Christians must understand people’s questions about life and faith, says Church Army chief

The head of Church Army commissioned two new evangelists yesterday with a call to proclaim that Jesus is the answer to all the questions that people may have about life and faith.

Jill Hancock and Phil Morrow are the last two evangelists to be trained under Church Army’s traditional residential training model. They will be posted to Sheffield and Northern Ireland respectively.

Church Army Chief Executive Mark Russell prayed for the evangelists and the Church as a whole to be like Jesus by being with the marginalised and poor.

He said: "The questions people ask differ based upon their own status in life. The one whose life has been destroyed by sin is asking if there is any forgiveness.

“The man dying of cancer wants to know if there is life after death. The person who has failed God is wondering if there is a second chance. The one who has lost a loved one stands beside the grave and wonders if there is any hope.

“The sceptic asks if one can really know God. The parent of the rebellious child asks if God can do anything to change their son or daughter."

Using the story of Zaccaeus the tax collector from Luke 19, Russell said it was the role of Christians to draw alongside and love the “alienated” people in society.

"We'd better not treat with contempt people that Jesus treats with love. We'd better not reject people that Christ accepts.

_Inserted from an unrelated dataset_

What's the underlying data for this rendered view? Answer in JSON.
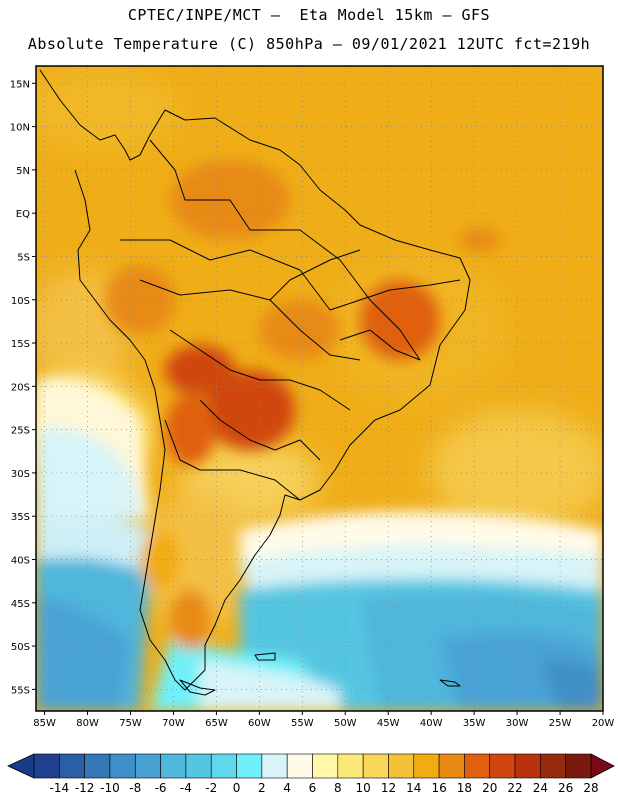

We'd better be careful, lest we wake up and find out that we are the Pharisees saying, ‘What is He doing going to eat in the home of a sinner like that!’

“Sometimes we are critical, and cutting toward other people. We run folks down for the way they look, the way they talk, the colour of their skin, their sexual orientation - and these are people created in the image of God.

“As evangelists, draw alongside people, live lives that show God’s love and be ready to answer questions."

The commissioning was joined by the Archbishop of Canterbury, Dr Rowan Williams, who told the evangelists that their main task was to go out into the community and “uncover a Jesus who is already there”.

Church Army has replaced the residential model of training with mission-based training in which trainees are placed in communities where experienced Church Army evangelists are on hand to support them.